Today’s interview is with Jo Taylor, former Director of Talent Management at Talk Talk, a provider of pay TV, telecoms, internet access mobile services to businesses and consumers in the UK. Jo joins me today to talk about what it takes to build a dynamic, responsive and evolving culture.
This interview follows on from my recent interview – Building a better place to work helps develop long term customer relationships – Interview with Sebastian Henkes and Claire Clifford of Sabio – and is number 149 in the series of interviews with authors and business leaders that are doing great things, helping businesses innovate and delivering great service and experience to their customers.
Highlights of my interview with Jo:
- Jo has had an eclectic career, which started as a journalist at the BBC.
- Prior to TalkTalk she was Head of Learning & 4Talent at Channel 4.
- The common thread that runs through her career is storytelling, whether that is to make TV programmes or to develop a corporate story to help with the attraction, engagement and development of talent.
- There are lots of articles being written around culture at the moment. They tend to refer to culture as a thing.
- However, Jo doesn’t think culture is a thing but rather it is a mindset.
- A mindset is driven by everyone and is not just driven from the top.
- Strategy is set from the top i.e. what the business goes after. But, culture does not necessarily invibe what you are delivering.
- Culture is driven more by a mindset around the values of the organisation i.e. it’s not just what you do, it is how you do it.
- Jo refers to an article by Josh Bersin of Deloitte: The Five Elements Of A ’Simply Irresistible’ Organisation as being a great starting point for building a high-performing culture.The 5 elements are:
- 1. Meaningful work.
- 2. Great management.
- 3. Growth opportunities.
- 4. An inclusive, flexible, fun environment.
- 5. Leadership we can trust.
- Colleagues now want an experience. And, reward (which is not just about money) and recognition is a really key way of driving this and allowing a high touch culture to develop.
- Driving a culture is like putting a jigsaw puzzle together. If you have these five components you then need to decide how they rank and how much emphasis you place on each.
- This all links to a company’s Employee Value Proposition (EVP). The EVP pulls the what and the how together.
- Companies need to remember that they are selling to two groups: their customers and their employees.
- Jo mentions that Innocent and Lego do this very well.
- Many companies miss a trick when they outsource their job application sites to third parties and save money by not branding the third party site.
- Applying for jobs should be a one-click process.
- Back to the five elements of culture, Jo says that she agrees with them but often rewords them and would, personally, place more emphasis on leadership and talent/career development than any of the others.
- What makes a really great place to work is the people and how you unlock the potential that exists within those people
- Everyone in the organisation has the keys and opportunity to contribute to that goal.
- However, many firms focus too much on the top 100 in their firm and how they manage the business. In the process, they neglect the majority where most of the work, culture and customer contact takes place.
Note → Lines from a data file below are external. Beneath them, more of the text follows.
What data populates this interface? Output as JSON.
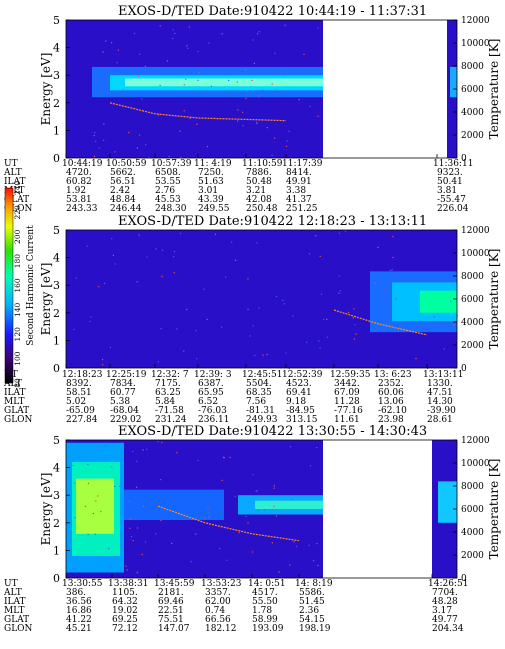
{
  "chart_data": [
    {
      "type": "heatmap",
      "title": "EXOS-D/TED   Date:910422   10:44:19 - 11:37:31",
      "ylabel": "Energy [eV]",
      "ylim": [
        0,
        5
      ],
      "yticks": [
        "0",
        "1",
        "2",
        "3",
        "4",
        "5"
      ],
      "right_axis": {
        "label": "Temperature [K]",
        "ticks": [
          "0",
          "2000",
          "4000",
          "6000",
          "8000",
          "10000",
          "12000"
        ]
      },
      "orbit_rows": [
        "UT",
        "ALT",
        "ILAT",
        "MLT",
        "GLAT",
        "GLON"
      ],
      "orbit_columns": [
        [
          "10:44:19",
          "4720.",
          "60.82",
          "1.92",
          "53.81",
          "243.33"
        ],
        [
          "10:50:59",
          "5662.",
          "56.51",
          "2.42",
          "48.84",
          "246.44"
        ],
        [
          "10:57:39",
          "6508.",
          "53.55",
          "2.76",
          "45.53",
          "248.30"
        ],
        [
          "11: 4:19",
          "7250.",
          "51.63",
          "3.01",
          "43.39",
          "249.55"
        ],
        [
          "11:10:59",
          "7886.",
          "50.48",
          "3.21",
          "42.08",
          "250.48"
        ],
        [
          "11:17:39",
          "8414.",
          "49.91",
          "3.38",
          "41.37",
          "251.25"
        ],
        [
          "11:36:11",
          "9323.",
          "50.41",
          "3.81",
          "-55.47",
          "226.04"
        ]
      ],
      "series": [
        {
          "name": "",
          "x": [
            "10:50:59",
            "10:57:39",
            "11: 4:19",
            "11:10:59",
            "11:17:39"
          ],
          "values": [
            2.0,
            1.6,
            1.45,
            1.4,
            1.35
          ]
        }
      ]
    },
    {
      "type": "heatmap",
      "title": "EXOS-D/TED   Date:910422   12:18:23 - 13:13:11",
      "ylabel": "Energy [eV]",
      "ylim": [
        0,
        5
      ],
      "yticks": [
        "0",
        "1",
        "2",
        "3",
        "4",
        "5"
      ],
      "right_axis": {
        "label": "Temperature [K]",
        "ticks": [
          "0",
          "2000",
          "4000",
          "6000",
          "8000",
          "10000",
          "12000"
        ]
      },
      "colorbar": {
        "label": "Second Harmonic Current",
        "ticks": [
          "80",
          "100",
          "120",
          "140",
          "160",
          "180",
          "200",
          "220",
          "240"
        ]
      },
      "orbit_rows": [
        "UT",
        "ALT",
        "ILAT",
        "MLT",
        "GLAT",
        "GLON"
      ],
      "orbit_columns": [
        [
          "12:18:23",
          "8392.",
          "58.51",
          "5.02",
          "-65.09",
          "227.84"
        ],
        [
          "12:25:19",
          "7834.",
          "60.77",
          "5.38",
          "-68.04",
          "229.02"
        ],
        [
          "12:32: 7",
          "7175.",
          "63.25",
          "5.84",
          "-71.58",
          "231.24"
        ],
        [
          "12:39: 3",
          "6387.",
          "65.95",
          "6.52",
          "-76.03",
          "236.11"
        ],
        [
          "12:45:51",
          "5504.",
          "68.35",
          "7.56",
          "-81.31",
          "249.93"
        ],
        [
          "12:52:39",
          "4523.",
          "69.41",
          "9.18",
          "-84.95",
          "313.15"
        ],
        [
          "12:59:35",
          "3442.",
          "67.09",
          "11.28",
          "-77.16",
          "11.61"
        ],
        [
          "13: 6:23",
          "2352.",
          "60.06",
          "13.06",
          "-62.10",
          "23.98"
        ],
        [
          "13:13:11",
          "1330.",
          "47.51",
          "14.30",
          "-39.90",
          "28.61"
        ]
      ],
      "series": [
        {
          "name": "",
          "x": [
            "12:59:35",
            "13: 6:23",
            "13:13:11"
          ],
          "values": [
            2.1,
            1.6,
            1.2
          ]
        }
      ]
    },
    {
      "type": "heatmap",
      "title": "EXOS-D/TED   Date:910422   13:30:55 - 14:30:43",
      "ylabel": "Energy [eV]",
      "ylim": [
        0,
        5
      ],
      "yticks": [
        "0",
        "1",
        "2",
        "3",
        "4",
        "5"
      ],
      "right_axis": {
        "label": "Temperature [K]",
        "ticks": [
          "0",
          "2000",
          "4000",
          "6000",
          "8000",
          "10000",
          "12000"
        ]
      },
      "orbit_rows": [
        "UT",
        "ALT",
        "ILAT",
        "MLT",
        "GLAT",
        "GLON"
      ],
      "orbit_columns": [
        [
          "13:30:55",
          "386.",
          "36.56",
          "16.86",
          "41.22",
          "45.21"
        ],
        [
          "13:38:31",
          "1105.",
          "64.32",
          "19.02",
          "69.25",
          "72.12"
        ],
        [
          "13:45:59",
          "2181.",
          "69.46",
          "22.51",
          "75.51",
          "147.07"
        ],
        [
          "13:53:23",
          "3357.",
          "62.00",
          "0.74",
          "66.56",
          "182.12"
        ],
        [
          "14: 0:51",
          "4517.",
          "55.50",
          "1.78",
          "58.99",
          "193.09"
        ],
        [
          "14: 8:19",
          "5586.",
          "51.45",
          "2.36",
          "54.15",
          "198.19"
        ],
        [
          "14:26:51",
          "7704.",
          "48.28",
          "3.17",
          "49.77",
          "204.34"
        ]
      ],
      "series": [
        {
          "name": "",
          "x": [
            "13:45:59",
            "13:53:23",
            "14: 0:51",
            "14: 8:19"
          ],
          "values": [
            2.6,
            2.0,
            1.6,
            1.35
          ]
        }
      ]
    }
  ]
}
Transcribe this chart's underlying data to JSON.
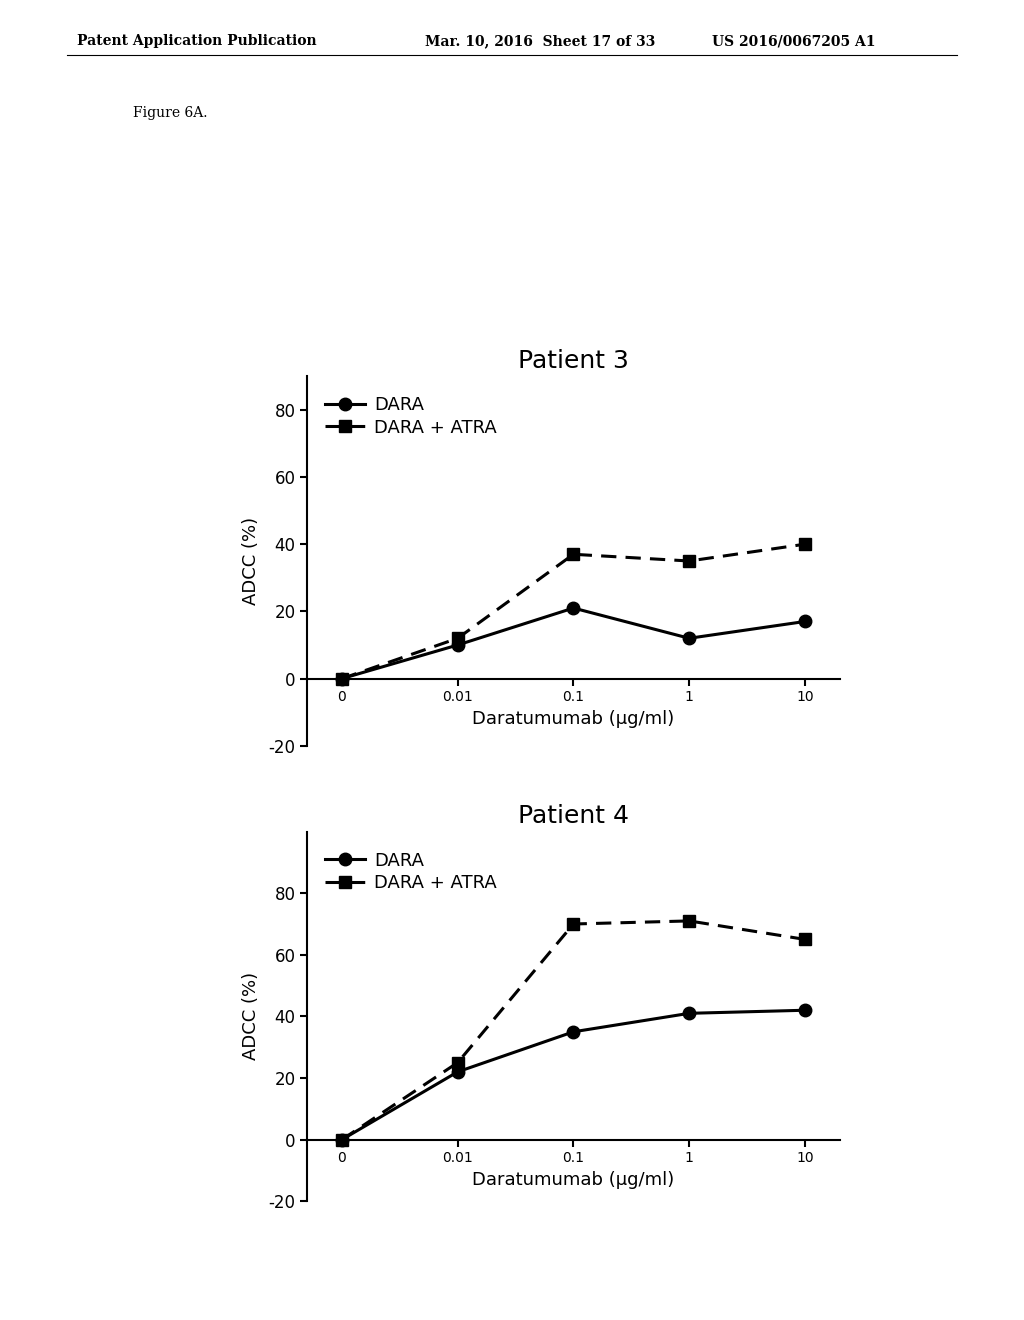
{
  "header_left": "Patent Application Publication",
  "header_mid": "Mar. 10, 2016  Sheet 17 of 33",
  "header_right": "US 2016/0067205 A1",
  "figure_label": "Figure 6A.",
  "plot1": {
    "title": "Patient 3",
    "xlabel": "Daratumumab (μg/ml)",
    "ylabel": "ADCC (%)",
    "dara_y": [
      0,
      10,
      21,
      12,
      17
    ],
    "dara_atra_y": [
      0,
      12,
      37,
      35,
      40
    ],
    "ylim": [
      -20,
      90
    ],
    "yticks": [
      -20,
      0,
      20,
      40,
      60,
      80
    ],
    "xtick_labels": [
      "0",
      "0.01",
      "0.1",
      "1",
      "10"
    ]
  },
  "plot2": {
    "title": "Patient 4",
    "xlabel": "Daratumumab (μg/ml)",
    "ylabel": "ADCC (%)",
    "dara_y": [
      0,
      22,
      35,
      41,
      42
    ],
    "dara_atra_y": [
      0,
      25,
      70,
      71,
      65
    ],
    "ylim": [
      -20,
      100
    ],
    "yticks": [
      -20,
      0,
      20,
      40,
      60,
      80
    ],
    "xtick_labels": [
      "0",
      "0.01",
      "0.1",
      "1",
      "10"
    ]
  },
  "legend_dara": "DARA",
  "legend_dara_atra": "DARA + ATRA",
  "line_color": "#000000",
  "bg_color": "#ffffff",
  "title_fontsize": 18,
  "label_fontsize": 13,
  "tick_fontsize": 12,
  "legend_fontsize": 13,
  "header_fontsize": 10
}
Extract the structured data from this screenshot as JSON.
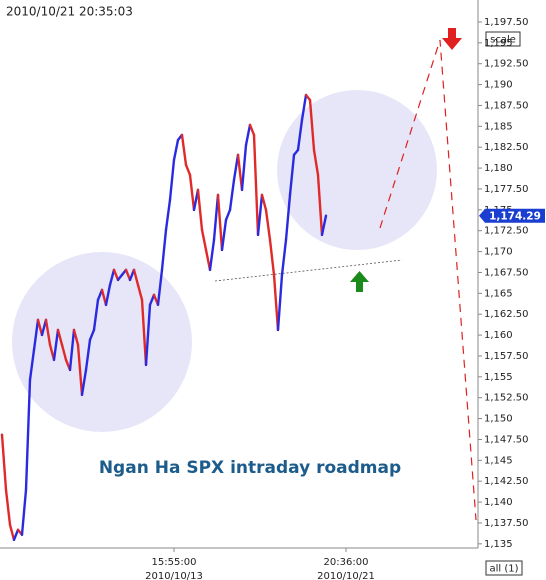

- An organisational constitution (a la Chris Edmonds) is a good way to start building and knitting together your what and how.
- An idea from Reid Hoffman’s book: The Alliance is that companies invest in the market cap of their employees and those employees are investing in the market cap of their employers. However, if these are running at two different speeds then there will be a disconnect.
- If companies are open and honest about the nature of the transactional nature of the relationships they have with their employees then the sweet spot is the alliance or alignment of those two.
- Many tech and ecommerce firms are leading the way on experimenting with all of this, particularly around transparency, but Jo would like to see more established and traditional firms being more open, progressive and transparent.
- Jo explains that she has a People/Talent strategy philosophy where employee experience should mirror what happens when a company launches a new product or service and should have three stages: pre-life, early life and in-life experience.
- Like designing a new customer experience we should be designing an employee experience and should focus on how we can make that experience as good as possible such that the employee is engaged, sure that they have made the right choice and is committed to doing a good job.
- Many companies spend a lot of money in the in-life experience and very little in the pre-life stage.
- This maps very closely to stages in a relationship marketing cycle.
- Imagine a business that is completely referral based for finding new employees and customers.
- Building a high performing culture starts from the business priorities.
- Three words from Jo : bravery, brilliance and boldness.
Jo is an experienced & innovative Leader and Manager in the creative & technology sector.
She believes that talent drives businesses, that by throwing away conventional scripts we can create environments that deliver behavioural innovation for business, the UK and the wider world. She wants to create legacies for businesses that deliver commercial, cultural and behavioural change. Jo is former Director of Talent Management for TalkTalk Group. While there she was responsible for driving an ambitious, innovative talent strategy Her ambition was to empower people to take responsibility for their learning to make TalkTalk a brighter place to work for everyone. Prior to TalkTalk she was Head of Learning & 4Talent at Channel 4 and started her career at the BBC where she worked for the Documentaries and Contemporary Factual Department across arrange of roles from Production Manger to Managing Editor.